Volkswagen went a step further in the third quarter by canceling a 500 million-euro parts order from German Prevent Group, which resulted in a Golf and Passat production shutdown for six days in Germany. A German court held Volkswagen liable for 13 million euros for failing to meet the terms of the supply agreement, while Prevent Group sought 58 million euros in damages. Prevent Group openly accused Volkswagen of using its position as the largest carmaker in Europe to bully suppliers into making price cuts and not respecting its contractual obligations.
As a procurement strategy, it is obviously better to err in doing too much to protect your suppliers. Forcing price cuts and other concessions in compensation for bad decisions your company has made is the obvious counter example of how not to treat your supply chain partners.

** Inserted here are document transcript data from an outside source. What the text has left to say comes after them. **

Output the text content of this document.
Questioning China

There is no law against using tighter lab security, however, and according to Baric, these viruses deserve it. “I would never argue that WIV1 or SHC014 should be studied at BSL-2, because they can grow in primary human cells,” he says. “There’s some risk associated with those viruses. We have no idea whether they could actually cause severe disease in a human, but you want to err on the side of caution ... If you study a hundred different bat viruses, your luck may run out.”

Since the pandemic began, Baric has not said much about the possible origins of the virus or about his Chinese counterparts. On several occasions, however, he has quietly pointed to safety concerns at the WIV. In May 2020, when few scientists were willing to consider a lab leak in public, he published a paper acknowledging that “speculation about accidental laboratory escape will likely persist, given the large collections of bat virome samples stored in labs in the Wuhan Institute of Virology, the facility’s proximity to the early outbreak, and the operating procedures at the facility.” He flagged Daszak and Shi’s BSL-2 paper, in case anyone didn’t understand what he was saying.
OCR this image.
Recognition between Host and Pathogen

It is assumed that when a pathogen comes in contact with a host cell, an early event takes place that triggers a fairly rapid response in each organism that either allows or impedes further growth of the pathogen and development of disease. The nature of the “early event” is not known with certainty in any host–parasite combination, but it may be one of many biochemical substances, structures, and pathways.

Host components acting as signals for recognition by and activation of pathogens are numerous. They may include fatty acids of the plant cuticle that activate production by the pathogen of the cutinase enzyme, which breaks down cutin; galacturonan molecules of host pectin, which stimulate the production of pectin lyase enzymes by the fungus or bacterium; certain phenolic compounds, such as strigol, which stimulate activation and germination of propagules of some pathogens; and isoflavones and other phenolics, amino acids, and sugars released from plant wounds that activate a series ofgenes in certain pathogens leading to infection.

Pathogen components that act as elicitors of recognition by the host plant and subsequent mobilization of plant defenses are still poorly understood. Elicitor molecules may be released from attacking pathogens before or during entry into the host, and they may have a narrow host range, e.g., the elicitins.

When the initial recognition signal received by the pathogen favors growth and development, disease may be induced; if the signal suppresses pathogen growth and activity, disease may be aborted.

The time to prepare for the future is now
The automotive industry is undergoing the most profound transformation it has seen at least since World War II. Autonomous driving; the effects of major disruptors entering the market such as Apple, Google, Tesla, and Uber; the push to lower emissions; and a major shift in demand towards a car sharing business model are reshaping the automotive business model in profound ways. Needless to say, Volkswagen would largely not be in the mess it is in if it had revamped its car designs and made major adjustments to its supply chain network to adequately prepare for the future, instead of rigging its diesel engines.
However, Mueller says Volkswagen is now doing what it takes to not only put the diesel crisis behind it but to revamp its entire business and supply structure to remain competitive in the years to come. This has included investing in electric cars with plans to launch 30 all-electric models by 2025, buying a stake in app maker Gett for $300 million, and revamping its upper executive ranks.
Preparing for the supply chain future is also what any OEM should be doing. "Some believe this will pass eventually, that Mueller will only be there for five years, then there's a new boss and when the emissions crisis is over, we’ll be doing better anyway," Mueller recently told reporters. "That's not the case. Regardless of the emissions crisis, this company must reform itself and align for the future."